JEFFERSON — As in many other districts across the state and the country, the School District of Jefferson saw its enrollment numbers go way down this year.

Continuing declining population trends combined with the ongoing pandemic, the lack of virtual school options, prominent public debates about COVID-19 mitigation protocols in schools and other factors presumably all played a part in the change.

Overall, the Jefferson schools recorded a drop of 84.3 full-time equivalent students when the official state enrollment count occurred on the third Friday in September.

In 2020, the district recorded a “membership” of 1,730.5 students. (Elementary, middle and high-schoolers count for one full-time student each, with early childhood students counting for 0.5 full-time-equivalent and 4-year-old kindergartners counting as 0.6 FTE.

This year, the membership count dropped to 1,646.2.

Breaking that number down, Small World’s 4K program dropped by three enrollees. East Elementary School and West Elementary School recorded student population drops of 12 and 13 students respectively.

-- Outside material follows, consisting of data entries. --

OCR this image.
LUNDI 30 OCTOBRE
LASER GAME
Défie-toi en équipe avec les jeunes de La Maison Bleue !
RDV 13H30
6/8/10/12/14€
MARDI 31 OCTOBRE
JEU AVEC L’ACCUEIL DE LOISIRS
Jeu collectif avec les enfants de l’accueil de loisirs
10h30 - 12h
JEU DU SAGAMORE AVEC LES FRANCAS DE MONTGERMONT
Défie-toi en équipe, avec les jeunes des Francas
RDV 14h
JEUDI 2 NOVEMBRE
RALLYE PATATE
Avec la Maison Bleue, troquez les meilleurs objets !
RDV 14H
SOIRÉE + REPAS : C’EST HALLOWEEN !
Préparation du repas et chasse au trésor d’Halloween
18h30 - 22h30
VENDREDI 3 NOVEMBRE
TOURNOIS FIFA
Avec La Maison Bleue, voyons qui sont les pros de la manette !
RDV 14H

Sullivan Elementary, the school with the smallest overall population, went down by 19 students.

In contrast, the high school did not see its student population change, and the middle school lost only one student.

One area where the district did go up, however, was in open enrollment — that is, students heading from their home district to another district of their choice.

In 2020, Jefferson saw 220 students coming in from other districts while seeing 180 local residents exit for chosen schools in other districts. That represented a net gain of 40 students for the Jefferson schools.

In 2021, Jefferson’s net gain grew even larger. Some 210 students came into the district from other areas, while 142 left the Jefferson schools for other destinations, resulting in a net gain of 68 students.

That continues a positive open enrollment trend that has been going for the last several years. As each open enrolled student carries with them the tax dollars that would have been allotted to them in their home district, this trend has had a significant positive effect on Jefferson school budgets and school programs alike.